Posted on 09/14/2018 9:41:53 AM PDT by Robert A Cook PE
From a writer at WattsUpWithThat:
National Data Buoy Center shows Florence passing over Johnny Mercer Pier, station JMPN7. The surface anemometer height for that station is 15 meters above sea level. Winds speeds recorded show the eyewall and eye passing directly the station. Maximum sustained winds on the leading edge of the storm were 52 knots at 5.36 AM, followed by the eye with (its typically) low winds at 7am, followed by the trailing eyewall winds of 56 knots at 8am. https://www.ndbc.noaa.gov/station_page.php?station=jmpn7
Several NDBC stations in the region, both on the shore and offshore, confirm that Florence never produced sustained winds reaching hurricane threshold, which is 64 knots. Recorded winds using anemometers at 10 meters above the local site are part of the definition of the Saffir-Simpson scale. Actual heights of anemometers may be at different heights above the surface, with higher instruments showing higher winds.
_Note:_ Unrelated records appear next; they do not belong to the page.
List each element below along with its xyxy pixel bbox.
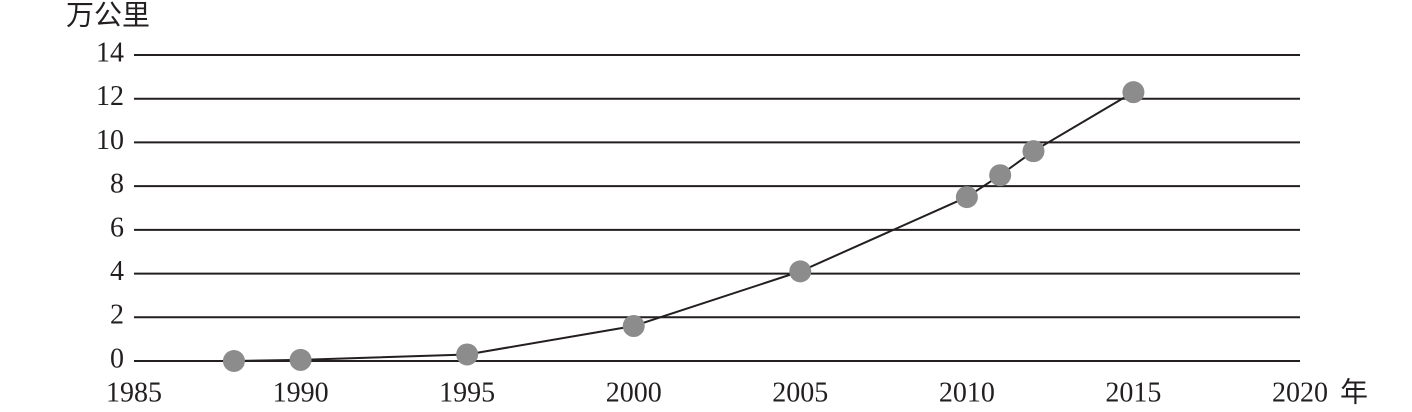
y-tick-label: 0 <box>110 343 124 374</box>
point <box>1122 81 1145 104</box>
x-tick-label: 2010 <box>939 377 995 408</box>
point <box>789 260 812 283</box>
y-tick-label: 2 <box>110 300 124 331</box>
y-tick-label: 6 <box>110 212 124 243</box>
y-tick-label: 10 <box>96 125 124 156</box>
y-tick-label: 4 <box>110 256 124 287</box>
point <box>622 315 645 338</box>
y-tick-label: 8 <box>110 169 124 200</box>
x-tick-label: 1995 <box>439 377 495 408</box>
x-axis-label: 年 <box>1340 376 1368 408</box>
x-tick-label: 2005 <box>772 377 828 408</box>
y-tick-label: 14 <box>96 37 124 68</box>
point <box>222 350 245 372</box>
point <box>955 186 978 209</box>
x-tick-label: 1985 <box>106 377 162 408</box>
y-tick-label: 12 <box>96 81 124 112</box>
x-tick-label: 2015 <box>1105 377 1161 408</box>
point <box>989 164 1012 187</box>
point <box>289 348 312 371</box>
line <box>233 91 1134 362</box>
x-tick-label: 2000 <box>606 377 662 408</box>
x-tick-label: 1990 <box>273 377 329 408</box>
x-tick-label: 2020 <box>1272 377 1328 408</box>
point <box>1022 140 1045 163</box>
point <box>456 343 479 366</box>
y-axis-label: 万公里 <box>66 0 150 31</box>
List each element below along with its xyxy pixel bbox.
For example, the offshore NDBC station 41037 at Wrightsville Beach records maximum sustained winds of 50 knots with anemometer height of 3 meters.\ The Cape Lookout station CLKN7 anemometer height is 16 meters, and is located well to the North of the storm center on a dune that seems to produce a Bernoulli effect for winds originating offshore. That anemometer shows sustained winds reaching 71 knots. But the nearby station BFTN7 at Beaufort, NC showing only 51 knots hours later. All other surface stations are recording sustained winds in the 50 knot range, with only the Cape Lookout station as an outlier.